Candice Fournier : En réalité, ce sont les membres d’Alter’Actions qui constituent les groupes d’étudiants et nous attribuent notre mission. J’ai trouvé très cohérent de faire partie de la mission Innov’Avenir car j’avais expliqué lors de l’entretien auprès d’Alter’Actions que les questions d’égalité des chances me tenaient à cœur. J’avais déjà participé les années précédentes à des programmes de tutorat aux lycéens dont le but était de les faire gagner en autonomie, en esprit critique et en éloquence, à travers des débats sur l’actualité ou sur des questions d’éthique.

 

Dans le cadre de cette étude, vous assistez à des actions Innov’Avenir, comme la première session du Parcours Découverte Professionnelle. Quel est pour vous l’intérêt d’être présente ?

Mariam Diombana : Assister à des actions Innov’Avenir nous permet de mieux comprendre les actions qui sont réalisées, l’organisation qui est mise en œuvre, les impacts sur les différentes parties prenantes, notamment les élèves. Nous pouvons observer ce qui fonctionne bien et ce qui fonctionne moins bien, les réactions des élèves et la manière dont on tente de leur faire passer certains messages, d’éveiller leur conscience sur le numérique.


Candice Fournier

Candice Fournier : Il me semble important d’être présente car cela permet de voir quelle forme prend concrètement le programme en classe : comment présenter les enjeux de la révolution numérique aux élèves de sorte qu’ils se sentent impliqués ? Comment les amener à réfléchir sur eux-mêmes, leurs qualités, leurs points faibles, leurs préférences ?
Je pense aussi qu’il est important d’être en contact avec des élèves car ce sont les principaux intéressés du programme. Il faut donc savoir

comment ils réagissent à ce qu’on leur propose : se sentent-ils concernés, intéressés par le sujet ? Sur place, on constate justement que les élèves sont très réactifs aux questions qui leur sont posées. Passées un premier temps de timidité, beaucoup donnent leurs avis sur les questions soulevées par la révolution numérique, ou encore partagent leurs différents projets professionnels.
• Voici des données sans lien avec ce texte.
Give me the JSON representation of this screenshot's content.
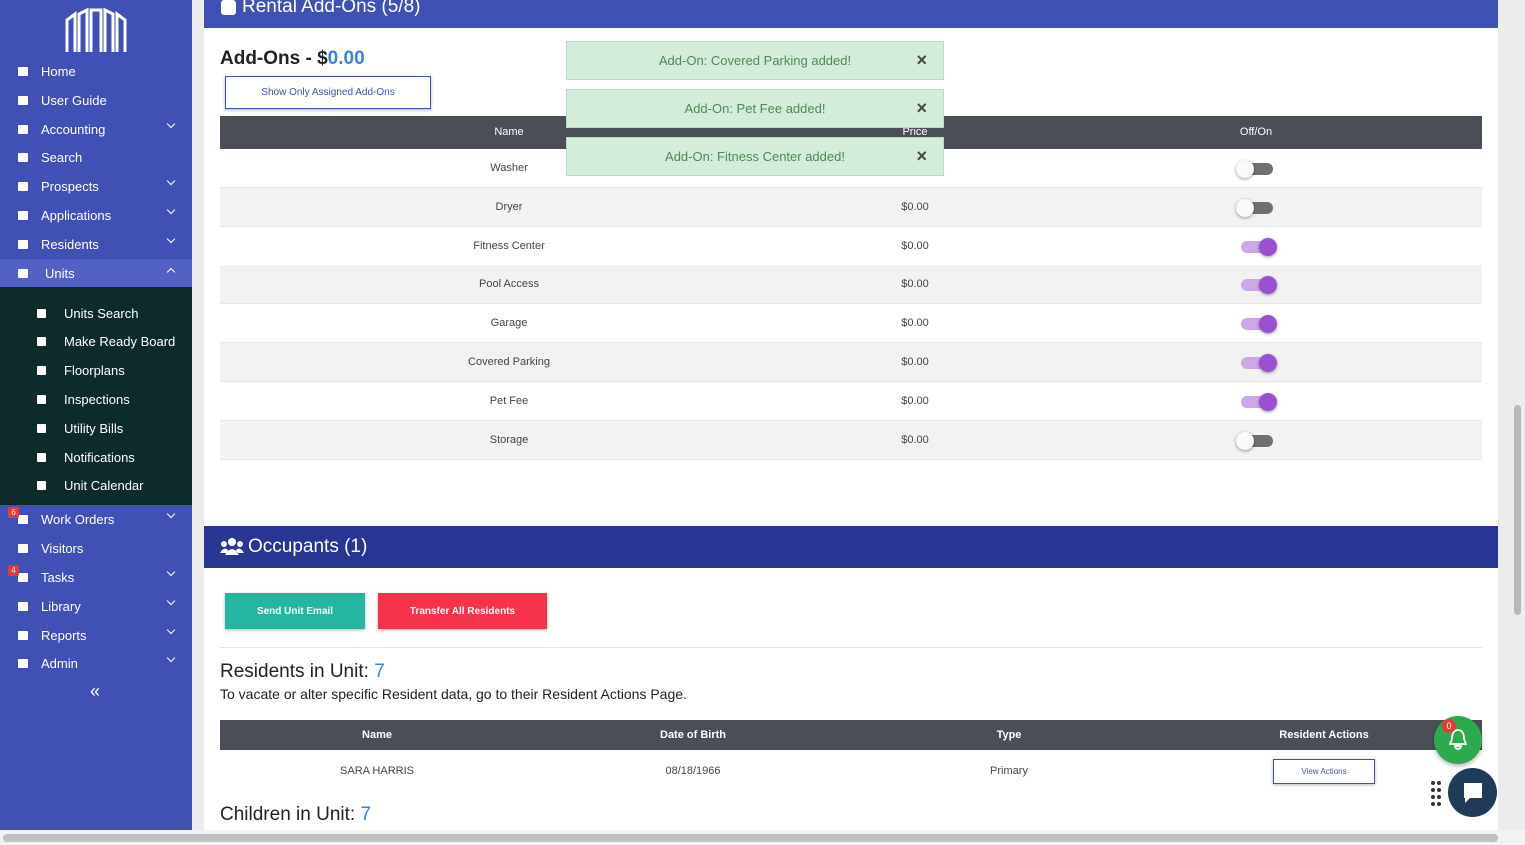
{
  "sidebar": {
    "nav": [
      {
        "label": "Home"
      },
      {
        "label": "User Guide"
      },
      {
        "label": "Accounting",
        "dropdown": true
      },
      {
        "label": "Search"
      },
      {
        "label": "Prospects",
        "dropdown": true
      },
      {
        "label": "Applications",
        "dropdown": true
      },
      {
        "label": "Residents",
        "dropdown": true
      },
      {
        "label": "Units",
        "dropdown": true,
        "expanded": true,
        "children": [
          "Units Search",
          "Make Ready Board",
          "Floorplans",
          "Inspections",
          "Utility Bills",
          "Notifications",
          "Unit Calendar"
        ]
      },
      {
        "label": "Work Orders",
        "dropdown": true,
        "badge": "6"
      },
      {
        "label": "Visitors"
      },
      {
        "label": "Tasks",
        "dropdown": true,
        "badge": "4"
      },
      {
        "label": "Library",
        "dropdown": true
      },
      {
        "label": "Reports",
        "dropdown": true
      },
      {
        "label": "Admin",
        "dropdown": true
      }
    ],
    "collapse": "«"
  },
  "addons": {
    "title": "Rental Add-Ons (5/8)",
    "heading": "Add-Ons - $",
    "amount": "0.00",
    "filter_button": "Show Only Assigned Add-Ons",
    "columns": [
      "Name",
      "Price",
      "Off/On"
    ],
    "rows": [
      {
        "name": "Washer",
        "price": null,
        "on": false
      },
      {
        "name": "Dryer",
        "price": "$0.00",
        "on": false
      },
      {
        "name": "Fitness Center",
        "price": "$0.00",
        "on": true
      },
      {
        "name": "Pool Access",
        "price": "$0.00",
        "on": true
      },
      {
        "name": "Garage",
        "price": "$0.00",
        "on": true
      },
      {
        "name": "Covered Parking",
        "price": "$0.00",
        "on": true
      },
      {
        "name": "Pet Fee",
        "price": "$0.00",
        "on": true
      },
      {
        "name": "Storage",
        "price": "$0.00",
        "on": false
      }
    ]
  },
  "toasts": {
    "close": "×",
    "messages": [
      "Add-On: Covered Parking added!",
      "Add-On: Pet Fee added!",
      "Add-On: Fitness Center added!"
    ]
  },
  "occupants": {
    "title": "Occupants (1)",
    "email_button": "Send Unit Email",
    "transfer_button": "Transfer All Residents",
    "residents_heading": "Residents in Unit: ",
    "residents_count": "7",
    "note": "To vacate or alter specific Resident data, go to their Resident Actions Page.",
    "columns": [
      "Name",
      "Date of Birth",
      "Type",
      "Resident Actions"
    ],
    "rows": [
      {
        "name": "SARA HARRIS",
        "dob": "08/18/1966",
        "type": "Primary",
        "action": "View Actions"
      }
    ],
    "children_heading": "Children in Unit: ",
    "children_count": "7"
  },
  "notifications": {
    "badge": "0"
  }
}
Enfin, d’un point de vue organisationnel, c’est l’occasion d’observer comment se passent sur le terrain les relations avec les partenaires d’Innov’Avenir. Dans mon cas, en échangeant avec le professeur présent à la séance, j’ai appris combien l’établissement scolaire valorisait ce programme, qui permet aux élèves de se poser des questions sur leur avenir et d’en apprendre plus sur les opportunités professionnelles, un questionnement important au collège et face auquel les professeurs n’ont pas toujours le contenu pédagogique permettant d’y répondre, ni la disponibilité en termes d’emploi du temps.

 

Qu’avez-vous pensé de la session 1 du Parcours Découverte Professionnelle à laquelle vous avez participé?

Mariam Diombana : Cette session a eu lieu sur une séance de deux heures dans une classe de 3e. J’ai trouvé que l’intervention était très dynamique, qu’elle favorisait l’intervention des élèves, suscitait le débat, les poussait à sortir de leurs idées reçues. J’ai trouvé que ça leur montrait de manière ludique les enjeux autour du numérique et que ça les poussait à se questionner.
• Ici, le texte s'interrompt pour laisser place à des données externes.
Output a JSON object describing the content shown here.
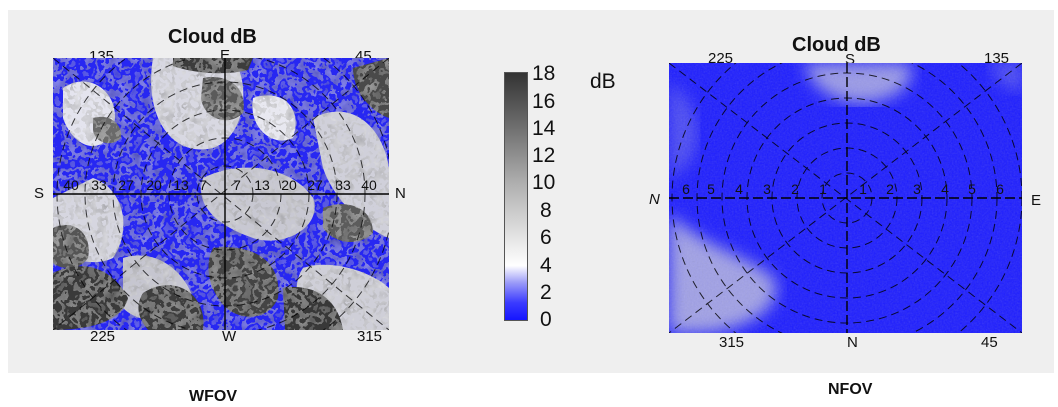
{
  "wfov": {
    "title": "Cloud dB",
    "caption": "WFOV",
    "compass": {
      "top": "E",
      "bottom": "W",
      "left": "S",
      "right": "N"
    },
    "corners": {
      "top_left": "135",
      "top_right": "45",
      "bottom_left": "225",
      "bottom_right": "315"
    },
    "ring_labels_left": [
      "40",
      "33",
      "27",
      "20",
      "13",
      "7"
    ],
    "ring_labels_right": [
      "7",
      "13",
      "20",
      "27",
      "33",
      "40"
    ]
  },
  "nfov": {
    "title": "Cloud dB",
    "caption": "NFOV",
    "compass": {
      "top": "S",
      "bottom": "N",
      "left": "N",
      "right": "E"
    },
    "corners": {
      "top_left": "225",
      "top_right": "135",
      "bottom_left": "315",
      "bottom_right": "45"
    },
    "ring_labels_left": [
      "6",
      "5",
      "4",
      "3",
      "2",
      "1"
    ],
    "ring_labels_right": [
      "1",
      "2",
      "3",
      "4",
      "5",
      "6"
    ]
  },
  "colorbar": {
    "unit": "dB",
    "ticks": [
      "18",
      "16",
      "14",
      "12",
      "10",
      "8",
      "6",
      "4",
      "2",
      "0"
    ],
    "min": 0,
    "max": 18,
    "colors": {
      "low": "#1515ff",
      "mid": "#ffffff",
      "high": "#3a3a3a"
    }
  }
}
Candice Fournier : Je pense que cette action est bien placée au sein du parcours Découverte Professionnelle. C’est la première séance du parcours et elle permet aux élèves de partir d’eux-mêmes (qui ils sont ? qu’aiment-ils ?) avant d’en apprendre plus sur les métiers du numérique. J’ai trouvé que Marlène Hamayon et Manon Barre qui animaient la séance ont créé une très bonne dynamique de classe. Les élèves sont bien rentrés dans la séance et plusieurs sont mêmes venus nous poser des questions sur leur orientation à la fin de la séance.

 

Dans quels délais les résultats de votre étude seront-ils connus ?
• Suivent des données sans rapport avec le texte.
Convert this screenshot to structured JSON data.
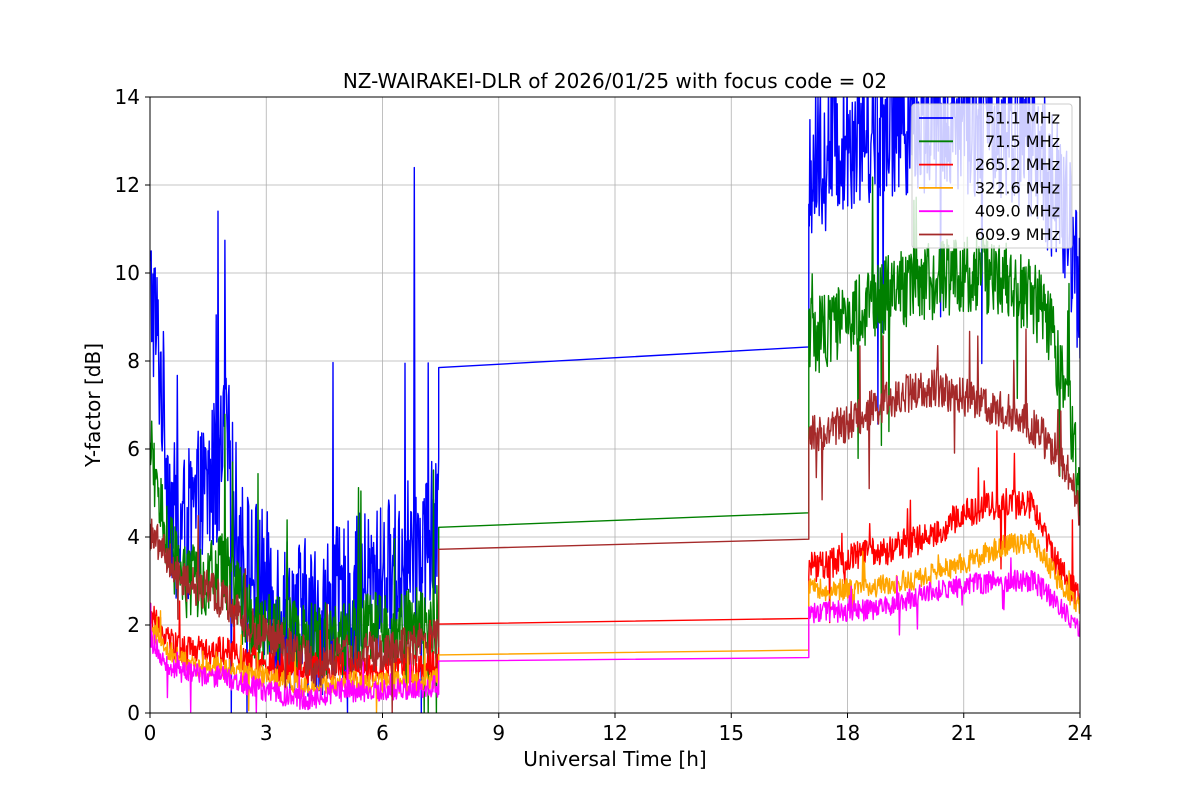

Candice Fournier : A la fin de ce semestre (octobre-janvier), Alter’Actions proposera à l’équipe d’Innov’Avenir un guide méthodologique sur la façon de conduire la mesure d’impact : indicateurs d’efficacité retenus, différents questionnaires à adresser aux parties prenantes, mode de collecte et de valorisation des données. 

La collecte et l’analyse des données sera menée lors d’une deuxième mission, au premier ou en second semestre 2019. Le choix de la période de cette seconde mission dépend du recul que la structure Innov’Avenir souhaitera avoir sur le parcours « Découverte Professionnelle », déployé en tant que tel à la rentrée scolaire 2018-2019.